May 10th, 2008 by thedivinelamp

Article 6.  Forth defect: Smith does not understand the true distinction between common and proper nouns.

144.  I think that by this time the reader must already have begun to feel serious misgivings about a reasoning which, although it seemed at first sight very plausible, and based on the apparently truthful description of a perfectly natural fact, has been found, upon examination, to contain, in a few phrases, so many inaccuracies.

Adam Smith gave us to understand that common nouns simply signified ‘multitudes’ of individuals; but on enumerating the four kinds of names expressive of such ‘multitudes,’ we discovered that not one of them was common to many individuals.

We next examined the general or abstract names, which denote single qualities, essential or accidental, and we found that they also are not common to many individuals, but proper to a common quality.

Lastly, in these general or abstract names, or rather in the ideas which they represent to us, we have found that their nature consists simply in expressing a judgment whereby a quality is attributed to a subject, or in designating an object through a quality which indicates or makes it known to us, and which being common to many subjects, causes the same name to be applicable to each of them.  But we must proceed.

145.  The nature of common nouns being now ascertained, let us see what is the nature of proper nouns.

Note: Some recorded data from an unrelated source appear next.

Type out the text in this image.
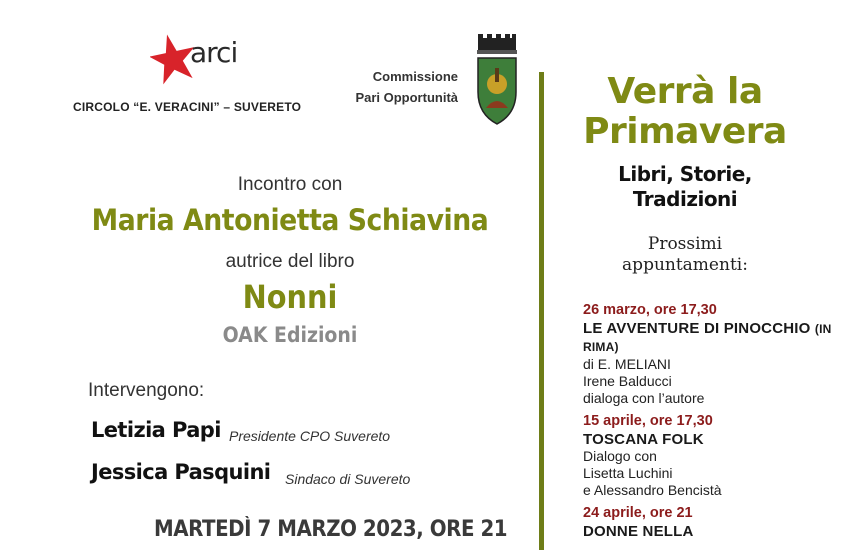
arci
CIRCOLO “E. VERACINI” – SUVERETO
Commissione
Pari Opportunità
Incontro con
Maria Antonietta Schiavina
autrice del libro
Nonni
OAK Edizioni
Intervengono:
Letizia Papi Presidente CPO Suvereto
Jessica Pasquini Sindaco di Suvereto
MARTEDÌ 7 MARZO 2023, ORE 21
Verrà la
Primavera
Libri, Storie,
Tradizioni
Prossimi
appuntamenti:
26 marzo, ore 17,30
LE AVVENTURE DI PINOCCHIO (IN RIMA)
di E. MELIANI
Irene Balducci
dialoga con l’autore
15 aprile, ore 17,30
TOSCANA FOLK
Dialogo con
Lisetta Luchini
e Alessandro Bencistà
24 aprile, ore 21
DONNE NELLA
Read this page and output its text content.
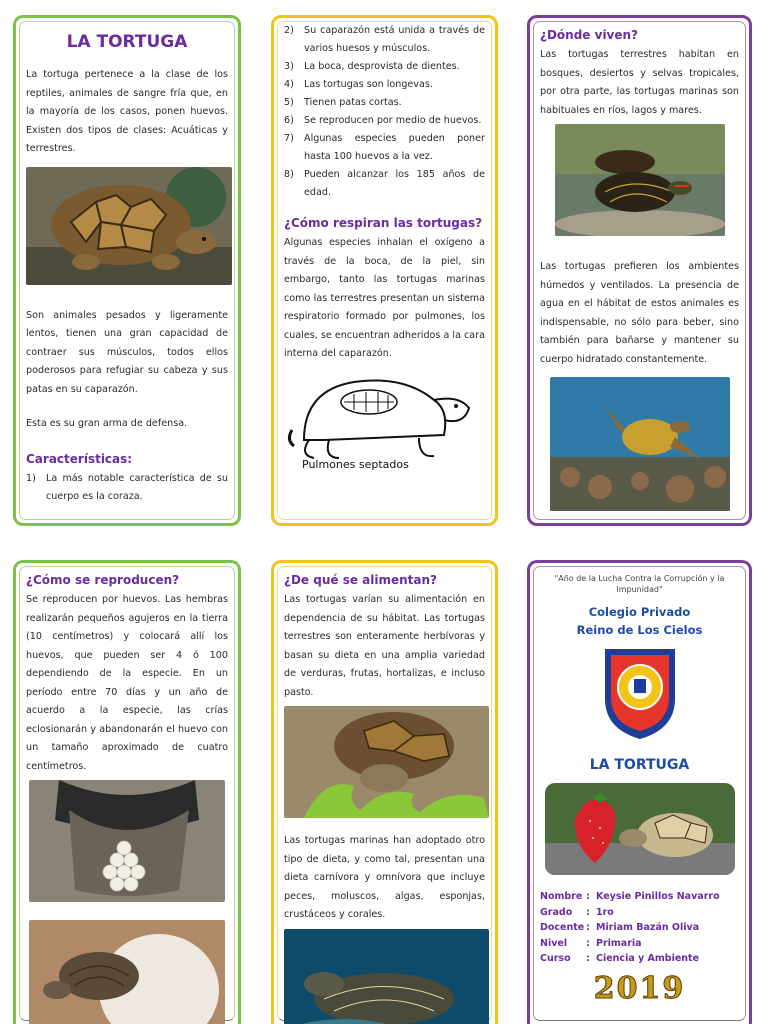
LA TORTUGA

La tortuga pertenece a la clase de los reptiles, animales de sangre fría que, en la mayoría de los casos, ponen huevos. Existen dos tipos de clases: Acuáticas y terrestres.

Son animales pesados y ligeramente lentos, tienen una gran capacidad de contraer sus músculos, todos ellos poderosos para refugiar su cabeza y sus patas en su caparazón.

Esta es su gran arma de defensa.

Características:
1)	La más notable característica de su cuerpo es la coraza.
2)	Su caparazón está unida a través de varios huesos y músculos.
3)	La boca, desprovista de dientes.
4)	Las tortugas son longevas.
5)	Tienen patas cortas.
6)	Se reproducen por medio de huevos.
7)	Algunas especies pueden poner hasta 100 huevos a la vez.
8)	Pueden alcanzar los 185 años de edad.
¿Cómo respiran las tortugas?

Algunas especies inhalan el oxígeno a través de la boca, de la piel, sin embargo, tanto las tortugas marinas como las terrestres presentan un sistema respiratorio formado por pulmones, los cuales, se encuentran adheridos a la cara interna del caparazón.

Pulmones septados
¿Dónde viven?

Las tortugas terrestres habitan en bosques, desiertos y selvas tropicales, por otra parte, las tortugas marinas son habituales en ríos, lagos y mares.

Las tortugas prefieren los ambientes húmedos y ventilados. La presencia de agua en el hábitat de estos animales es indispensable, no sólo para beber, sino también para bañarse y mantener su cuerpo hidratado constantemente.

¿Cómo se reproducen?

Se reproducen por huevos. Las hembras realizarán pequeños agujeros en la tierra (10 centímetros) y colocará allí los huevos, que pueden ser 4 ó 100 dependiendo de la especie. En un período entre 70 días y un año de acuerdo a la especie, las crías eclosionarán y abandonarán el huevo con un tamaño aproximado de cuatro centímetros.

¿De qué se alimentan?

Las tortugas varían su alimentación en dependencia de su hábitat. Las tortugas terrestres son enteramente herbívoras y basan su dieta en una amplia variedad de verduras, frutas, hortalizas, e incluso pasto.

Las tortugas marinas han adoptado otro tipo de dieta, y como tal, presentan una dieta carnívora y omnívora que incluye peces, moluscos, algas, esponjas, crustáceos y corales.

"Año de la Lucha Contra la Corrupción y la Impunidad"
Colegio Privado
Reino de Los Cielos
LA TORTUGA
Nombre : Keysie Pinillos Navarro
Grado	: 1ro
Docente : Miriam Bazán Oliva
Nivel	: Primaria
Curso	: Ciencia y Ambiente
2019
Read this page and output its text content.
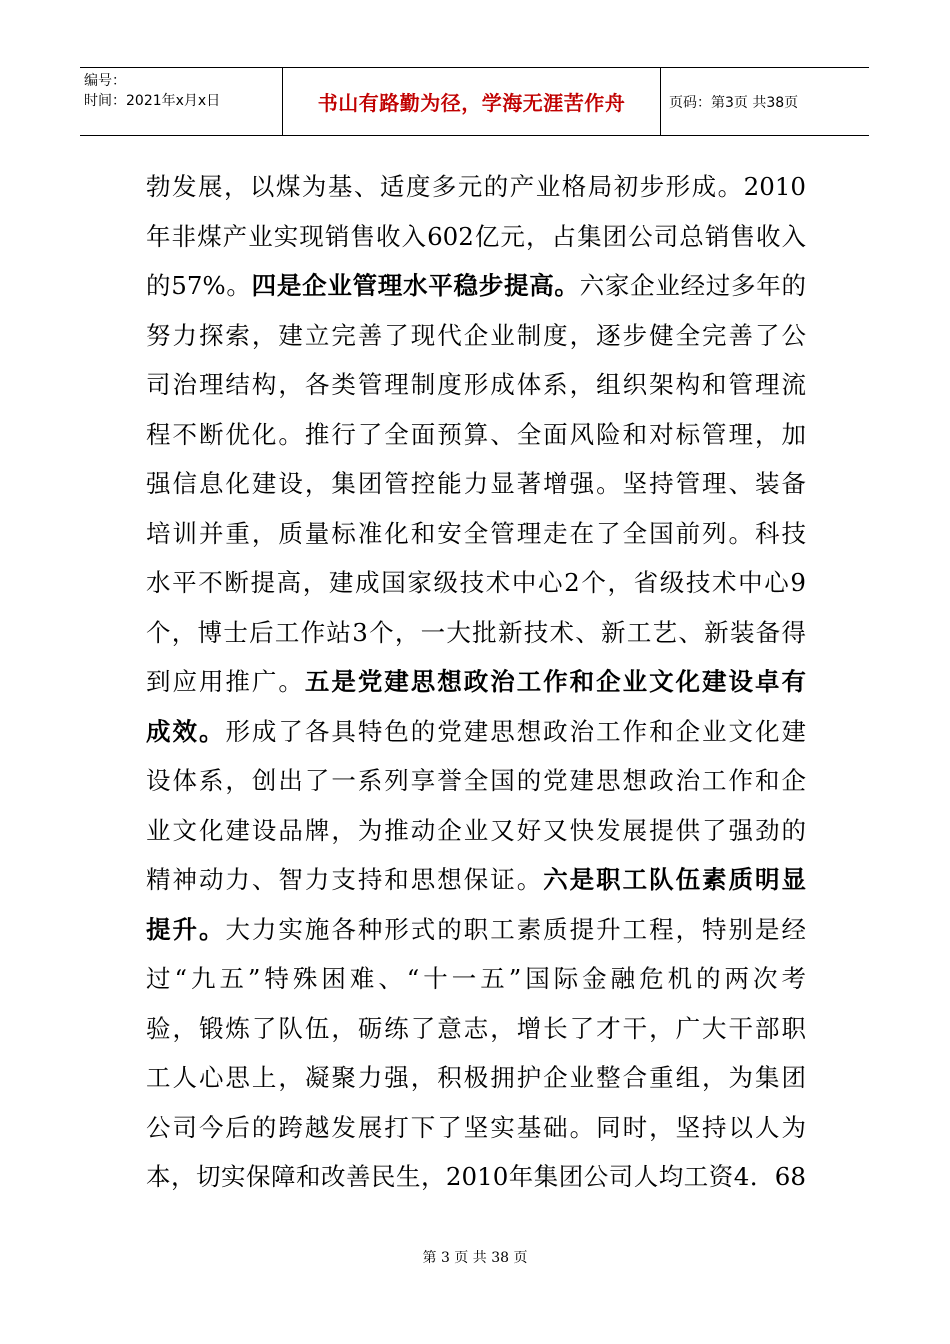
编号：
时间：2021年x月x日	书山有路勤为径，学海无涯苦作舟	页码：第3页 共38页
勃发展，以煤为基、适度多元的产业格局初步形成。2010
年非煤产业实现销售收入602亿元，占集团公司总销售收入
的57%。四是企业管理水平稳步提高。六家企业经过多年的
努力探索，建立完善了现代企业制度，逐步健全完善了公
司治理结构，各类管理制度形成体系，组织架构和管理流
程不断优化。推行了全面预算、全面风险和对标管理，加
强信息化建设，集团管控能力显著增强。坚持管理、装备
培训并重，质量标准化和安全管理走在了全国前列。科技
水平不断提高，建成国家级技术中心2个，省级技术中心9
个，博士后工作站3个，一大批新技术、新工艺、新装备得
到应用推广。五是党建思想政治工作和企业文化建设卓有
成效。形成了各具特色的党建思想政治工作和企业文化建
设体系，创出了一系列享誉全国的党建思想政治工作和企
业文化建设品牌，为推动企业又好又快发展提供了强劲的
精神动力、智力支持和思想保证。六是职工队伍素质明显
提升。大力实施各种形式的职工素质提升工程，特别是经
过“九五”特殊困难、“十一五”国际金融危机的两次考
验，锻炼了队伍，砺练了意志，增长了才干，广大干部职
工人心思上，凝聚力强，积极拥护企业整合重组，为集团
公司今后的跨越发展打下了坚实基础。同时，坚持以人为
本，切实保障和改善民生，2010年集团公司人均工资4．68
第 3 页 共 38 页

Both common and proper nouns express individuals and not collections of individuals, but with this difference: that while the common noun designates and distinguishes an  individual through a quality belonging to it, the proper noun makes known the individual, not through a quality of it, but directly; it expressed, so to speak, int individuality.  Now, individuality as such is essential incommunicable, essentially exclusive of everything but its own proper self.  One individual cannot be another.  hence a proper noun can apply to one individual only.  On the contrary, a common noun, by indicating a being through a quality which may be found equally in other beings, does not single it out with such precision as absolutely to contra-distinguish and isolate it from all others.  Whatever being has the same quality is entitled to the same name.  Thus the word man, unless when used in the abstract sense of humanity, signifies not many but only one man; yet as the one man is named from humanity, a quality common to all other men, the same word can be applied to them as well as to him.  But the case would be different if, instead of calling him man, I were to call him Peter; for this second name would not be derived from a quality common to other men, but would be used by me expressly to signify that individuality which belongs exclusively to Peter, and which in consequence cannot be communicated to any other person.